To further discuss the status of mothers and children in Pakistan, Dr. Qudsia Uzma, Director Health & ­­Nutrition at Save the Children said, "Disasters affect states where poverty is an existing problem. The issues that result are further compounded by the lack of access and delivery to the health needs of the people, and failing to cater to these basic human needs becomes a cause and consequence of such disasters. This is particularly important when mortality risk is the highest; during labour, childbirth and the first week after delivery."

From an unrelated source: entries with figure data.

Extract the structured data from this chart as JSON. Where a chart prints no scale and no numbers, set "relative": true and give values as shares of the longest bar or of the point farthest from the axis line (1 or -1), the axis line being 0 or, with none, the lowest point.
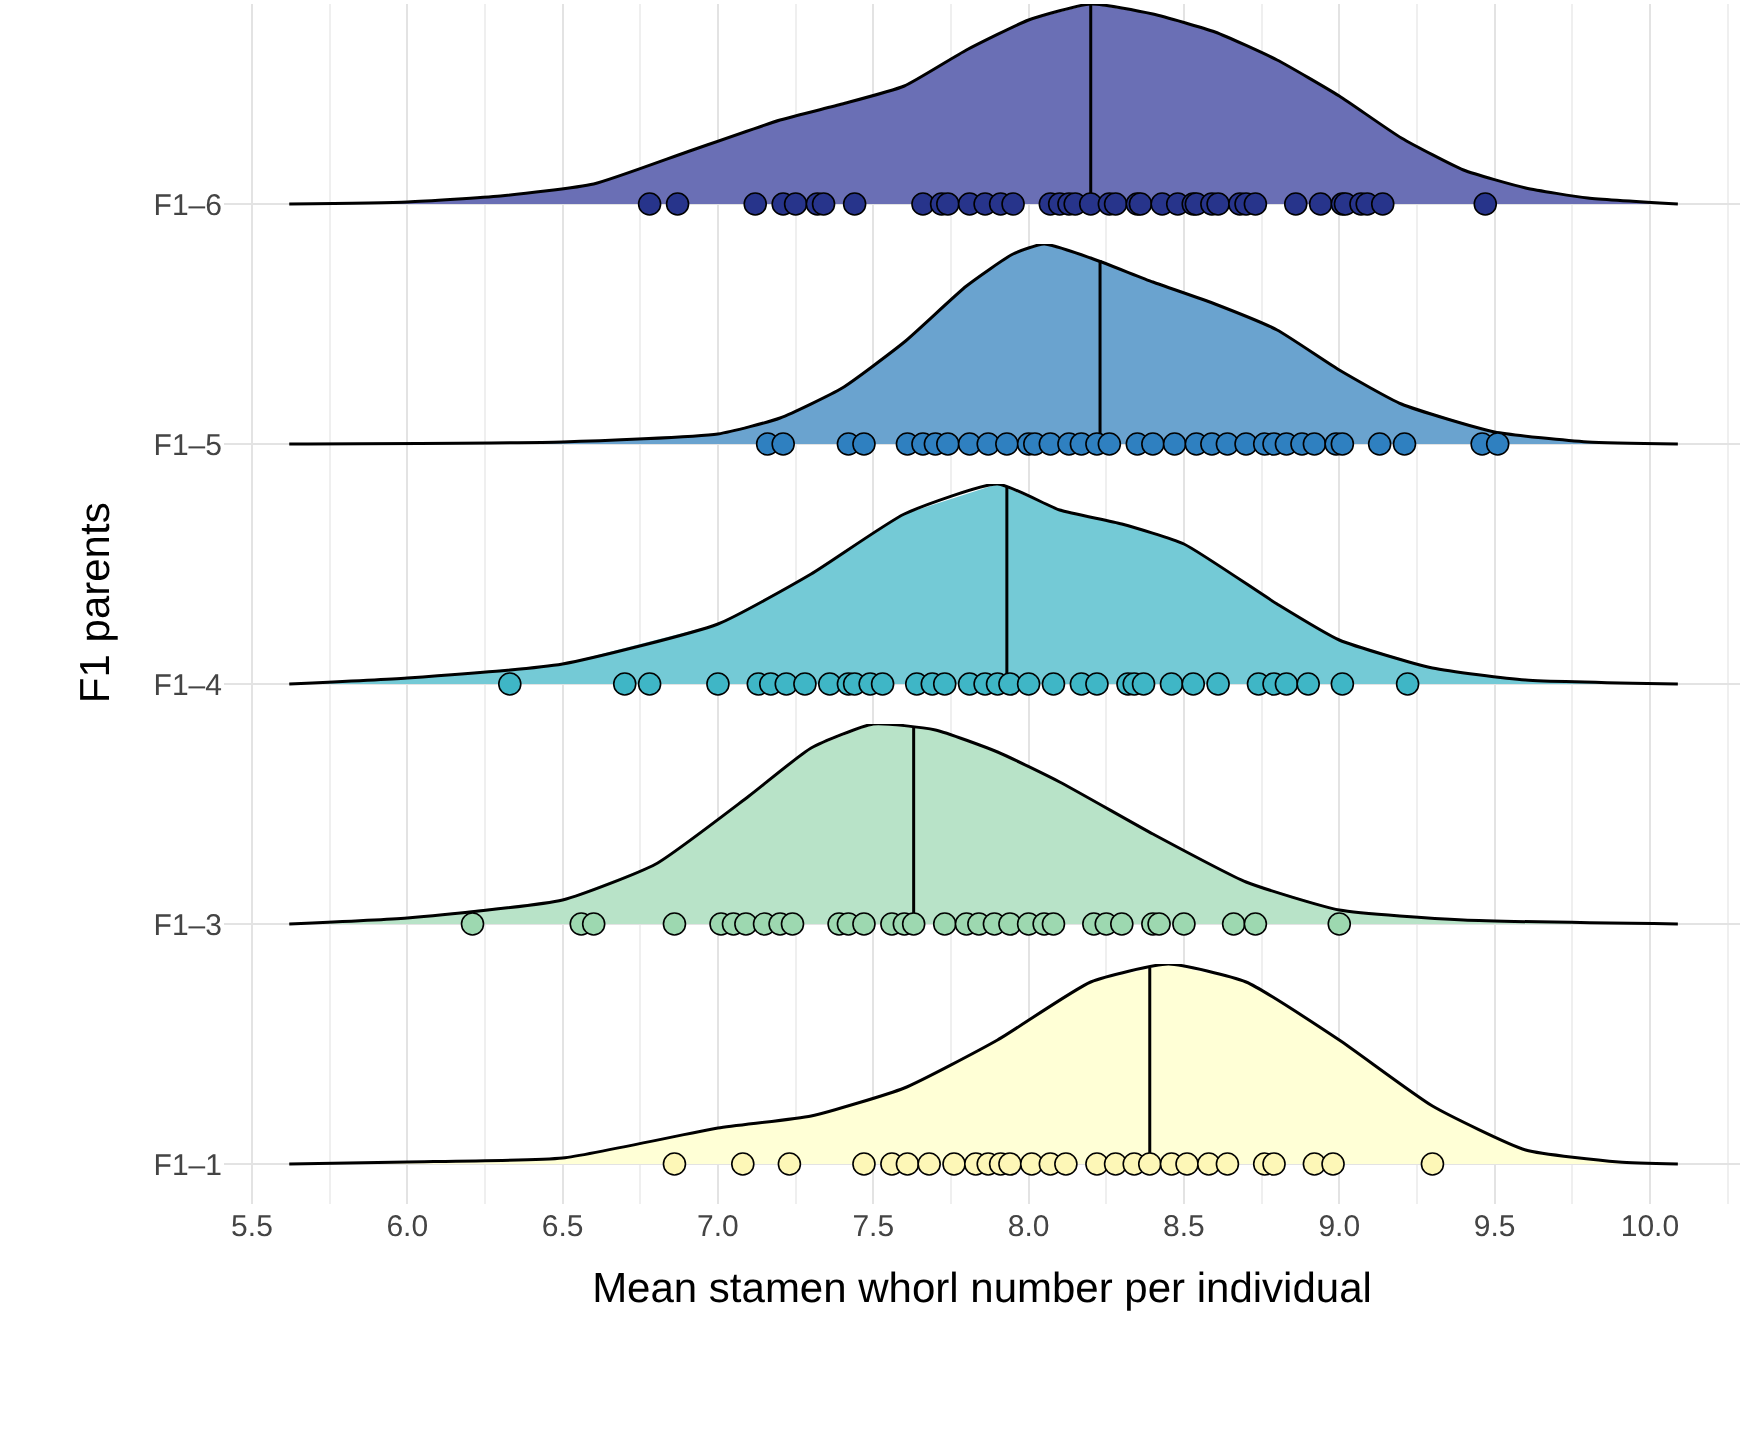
{
  "chart_data": [
    {
      "type": "area",
      "relative": true,
      "ylabel": "F1–6",
      "xlim": [
        5.41,
        10.29
      ],
      "xticks": [
        5.5,
        6,
        6.5,
        7,
        7.5,
        8,
        8.5,
        9,
        9.5,
        10
      ],
      "tick_labels": false,
      "grid": "x",
      "series": [
        {
          "color": "#6a6fb5",
          "x": [
            5.62,
            6.0,
            6.3,
            6.6,
            6.9,
            7.2,
            7.4,
            7.6,
            7.8,
            8.0,
            8.2,
            8.4,
            8.6,
            8.8,
            9.0,
            9.2,
            9.4,
            9.6,
            9.8,
            10.09
          ],
          "values": [
            0,
            0.01,
            0.04,
            0.1,
            0.26,
            0.42,
            0.5,
            0.59,
            0.77,
            0.92,
            1,
            0.95,
            0.86,
            0.72,
            0.54,
            0.33,
            0.17,
            0.08,
            0.03,
            0
          ]
        },
        {
          "type": "line",
          "color": "#000000",
          "x": [
            8.2,
            8.2
          ],
          "values": [
            0,
            1
          ]
        },
        {
          "type": "scatter",
          "color": "#27348b",
          "x": [
            6.78,
            6.87,
            7.12,
            7.21,
            7.25,
            7.32,
            7.34,
            7.44,
            7.66,
            7.72,
            7.74,
            7.81,
            7.86,
            7.91,
            7.95,
            8.07,
            8.1,
            8.13,
            8.15,
            8.2,
            8.26,
            8.28,
            8.35,
            8.36,
            8.43,
            8.48,
            8.53,
            8.54,
            8.59,
            8.61,
            8.68,
            8.7,
            8.73,
            8.86,
            8.94,
            9.01,
            9.02,
            9.07,
            9.09,
            9.14,
            9.47
          ],
          "values": [
            0,
            0,
            0,
            0,
            0,
            0,
            0,
            0,
            0,
            0,
            0,
            0,
            0,
            0,
            0,
            0,
            0,
            0,
            0,
            0,
            0,
            0,
            0,
            0,
            0,
            0,
            0,
            0,
            0,
            0,
            0,
            0,
            0,
            0,
            0,
            0,
            0,
            0,
            0,
            0,
            0
          ]
        }
      ]
    },
    {
      "type": "area",
      "relative": true,
      "ylabel": "F1–5",
      "xlim": [
        5.41,
        10.29
      ],
      "xticks": [
        5.5,
        6,
        6.5,
        7,
        7.5,
        8,
        8.5,
        9,
        9.5,
        10
      ],
      "tick_labels": false,
      "grid": "x",
      "series": [
        {
          "color": "#6aa3cf",
          "x": [
            5.62,
            6.5,
            7.0,
            7.2,
            7.4,
            7.6,
            7.8,
            7.95,
            8.05,
            8.2,
            8.4,
            8.6,
            8.8,
            9.0,
            9.2,
            9.5,
            9.8,
            10.09
          ],
          "values": [
            0,
            0.01,
            0.05,
            0.13,
            0.28,
            0.51,
            0.79,
            0.95,
            1,
            0.93,
            0.81,
            0.7,
            0.57,
            0.37,
            0.2,
            0.06,
            0.01,
            0
          ]
        },
        {
          "type": "line",
          "color": "#000000",
          "x": [
            8.23,
            8.23
          ],
          "values": [
            0,
            0.92
          ]
        },
        {
          "type": "scatter",
          "color": "#2f80c0",
          "x": [
            7.16,
            7.21,
            7.42,
            7.47,
            7.61,
            7.66,
            7.7,
            7.74,
            7.81,
            7.87,
            7.93,
            8.0,
            8.02,
            8.07,
            8.13,
            8.17,
            8.22,
            8.26,
            8.35,
            8.4,
            8.47,
            8.54,
            8.59,
            8.64,
            8.7,
            8.76,
            8.79,
            8.83,
            8.88,
            8.92,
            8.99,
            9.01,
            9.13,
            9.21,
            9.46,
            9.51
          ],
          "values": [
            0,
            0,
            0,
            0,
            0,
            0,
            0,
            0,
            0,
            0,
            0,
            0,
            0,
            0,
            0,
            0,
            0,
            0,
            0,
            0,
            0,
            0,
            0,
            0,
            0,
            0,
            0,
            0,
            0,
            0,
            0,
            0,
            0,
            0,
            0,
            0
          ]
        }
      ]
    },
    {
      "type": "area",
      "relative": true,
      "ylabel": "F1–4",
      "annotations": [
        "F1 parents"
      ],
      "xlim": [
        5.41,
        10.29
      ],
      "xticks": [
        5.5,
        6,
        6.5,
        7,
        7.5,
        8,
        8.5,
        9,
        9.5,
        10
      ],
      "tick_labels": false,
      "grid": "x",
      "series": [
        {
          "color": "#74cad6",
          "x": [
            5.62,
            6.0,
            6.5,
            7.0,
            7.3,
            7.6,
            7.9,
            8.1,
            8.3,
            8.5,
            8.8,
            9.0,
            9.3,
            9.6,
            10.09
          ],
          "values": [
            0,
            0.03,
            0.1,
            0.3,
            0.55,
            0.85,
            1,
            0.87,
            0.8,
            0.7,
            0.4,
            0.22,
            0.08,
            0.02,
            0
          ]
        },
        {
          "type": "line",
          "color": "#000000",
          "x": [
            7.93,
            7.93
          ],
          "values": [
            0,
            0.99
          ]
        },
        {
          "type": "scatter",
          "color": "#3fb6c6",
          "x": [
            6.33,
            6.7,
            6.78,
            7.0,
            7.13,
            7.17,
            7.22,
            7.28,
            7.36,
            7.42,
            7.44,
            7.49,
            7.53,
            7.64,
            7.69,
            7.73,
            7.81,
            7.86,
            7.9,
            7.94,
            8.0,
            8.08,
            8.17,
            8.22,
            8.32,
            8.34,
            8.37,
            8.46,
            8.53,
            8.61,
            8.74,
            8.79,
            8.83,
            8.9,
            9.01,
            9.22
          ],
          "values": [
            0,
            0,
            0,
            0,
            0,
            0,
            0,
            0,
            0,
            0,
            0,
            0,
            0,
            0,
            0,
            0,
            0,
            0,
            0,
            0,
            0,
            0,
            0,
            0,
            0,
            0,
            0,
            0,
            0,
            0,
            0,
            0,
            0,
            0,
            0,
            0
          ]
        }
      ]
    },
    {
      "type": "area",
      "relative": true,
      "ylabel": "F1–3",
      "xlim": [
        5.41,
        10.29
      ],
      "xticks": [
        5.5,
        6,
        6.5,
        7,
        7.5,
        8,
        8.5,
        9,
        9.5,
        10
      ],
      "tick_labels": false,
      "grid": "x",
      "series": [
        {
          "color": "#b8e3c8",
          "x": [
            5.62,
            6.0,
            6.5,
            6.8,
            7.1,
            7.3,
            7.5,
            7.7,
            7.9,
            8.1,
            8.4,
            8.7,
            9.0,
            9.4,
            10.09
          ],
          "values": [
            0,
            0.03,
            0.12,
            0.3,
            0.64,
            0.88,
            1,
            0.97,
            0.86,
            0.71,
            0.45,
            0.21,
            0.07,
            0.02,
            0
          ]
        },
        {
          "type": "line",
          "color": "#000000",
          "x": [
            7.63,
            7.63
          ],
          "values": [
            0,
            0.98
          ]
        },
        {
          "type": "scatter",
          "color": "#9dd8b0",
          "x": [
            6.21,
            6.56,
            6.6,
            6.86,
            7.01,
            7.05,
            7.09,
            7.15,
            7.2,
            7.24,
            7.39,
            7.42,
            7.47,
            7.56,
            7.6,
            7.63,
            7.73,
            7.8,
            7.84,
            7.89,
            7.94,
            8.0,
            8.05,
            8.08,
            8.21,
            8.25,
            8.3,
            8.4,
            8.42,
            8.5,
            8.66,
            8.73,
            9.0
          ],
          "values": [
            0,
            0,
            0,
            0,
            0,
            0,
            0,
            0,
            0,
            0,
            0,
            0,
            0,
            0,
            0,
            0,
            0,
            0,
            0,
            0,
            0,
            0,
            0,
            0,
            0,
            0,
            0,
            0,
            0,
            0,
            0,
            0,
            0
          ]
        }
      ]
    },
    {
      "type": "area",
      "relative": true,
      "ylabel": "F1–1",
      "xlabel": "Mean stamen whorl number per individual",
      "xlim": [
        5.41,
        10.29
      ],
      "xticks": [
        5.5,
        {
          "value": 6.0,
          "label": "6.0"
        },
        6.5,
        {
          "value": 7.0,
          "label": "7.0"
        },
        7.5,
        {
          "value": 8.0,
          "label": "8.0"
        },
        8.5,
        {
          "value": 9.0,
          "label": "9.0"
        },
        9.5,
        {
          "value": 10.0,
          "label": "10.0"
        }
      ],
      "tick_labels": "x",
      "grid": "x",
      "series": [
        {
          "color": "#ffffd6",
          "x": [
            5.62,
            6.0,
            6.5,
            7.0,
            7.3,
            7.6,
            7.9,
            8.2,
            8.45,
            8.7,
            9.0,
            9.3,
            9.6,
            9.9,
            10.09
          ],
          "values": [
            0,
            0.01,
            0.03,
            0.18,
            0.24,
            0.38,
            0.62,
            0.91,
            1,
            0.91,
            0.62,
            0.29,
            0.07,
            0.01,
            0
          ]
        },
        {
          "type": "line",
          "color": "#000000",
          "x": [
            8.39,
            8.39
          ],
          "values": [
            0,
            0.98
          ]
        },
        {
          "type": "scatter",
          "color": "#fdf7b7",
          "x": [
            6.86,
            7.08,
            7.23,
            7.47,
            7.56,
            7.61,
            7.68,
            7.76,
            7.83,
            7.87,
            7.91,
            7.94,
            8.01,
            8.07,
            8.12,
            8.22,
            8.28,
            8.34,
            8.39,
            8.46,
            8.51,
            8.58,
            8.64,
            8.76,
            8.79,
            8.92,
            8.98,
            9.3
          ],
          "values": [
            0,
            0,
            0,
            0,
            0,
            0,
            0,
            0,
            0,
            0,
            0,
            0,
            0,
            0,
            0,
            0,
            0,
            0,
            0,
            0,
            0,
            0,
            0,
            0,
            0,
            0,
            0,
            0
          ]
        }
      ]
    }
  ]
}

To protect mothers and children in the aftermath of disasters in Pakistan, Save the Children is calling upon Federal and Provincial governments, and civil society to:

  • Ensure that every mother and newborn living in crisis has access to high quality health care, including family planning services, and breastfeeding counseling
  • Build the resilience of health systems to minimise the damaging effects of crises on health
  • Develop national and local preparedness plans tailored to respond to the specific needs of mothers, children and babies in emergencies
  • Ensure adequate financing and coordination to timely respond to mothers and children's needs in emergencies

Dr. Saheb Jaan Badar, Director MNCH Sindh said that mortalities double during disasters and crises situations.  She referred to Lady Health Workers and Community Midwives as the backbone of the Health Department and praised their exemplary efforts in challenging circumstances. She reiterated the commitment of the government of Sindh to increase the number of CMWS by 6,000 to meet the wider population in the province.

Rahat Noor, a Community Midwife from Balochistan who has been named amongst the top 5 CMWs in the world this year, also spoke at the event. She shared her experiences and the initial challenges she faced in the community and stated that her achievement is in part due to the support of the provincial government in streamlining the work of frontline health workers. While speaking, she also requested the government to ensure supplies are available to all CMWs in the province so they can have effective contribution in saving the lives of mother and children.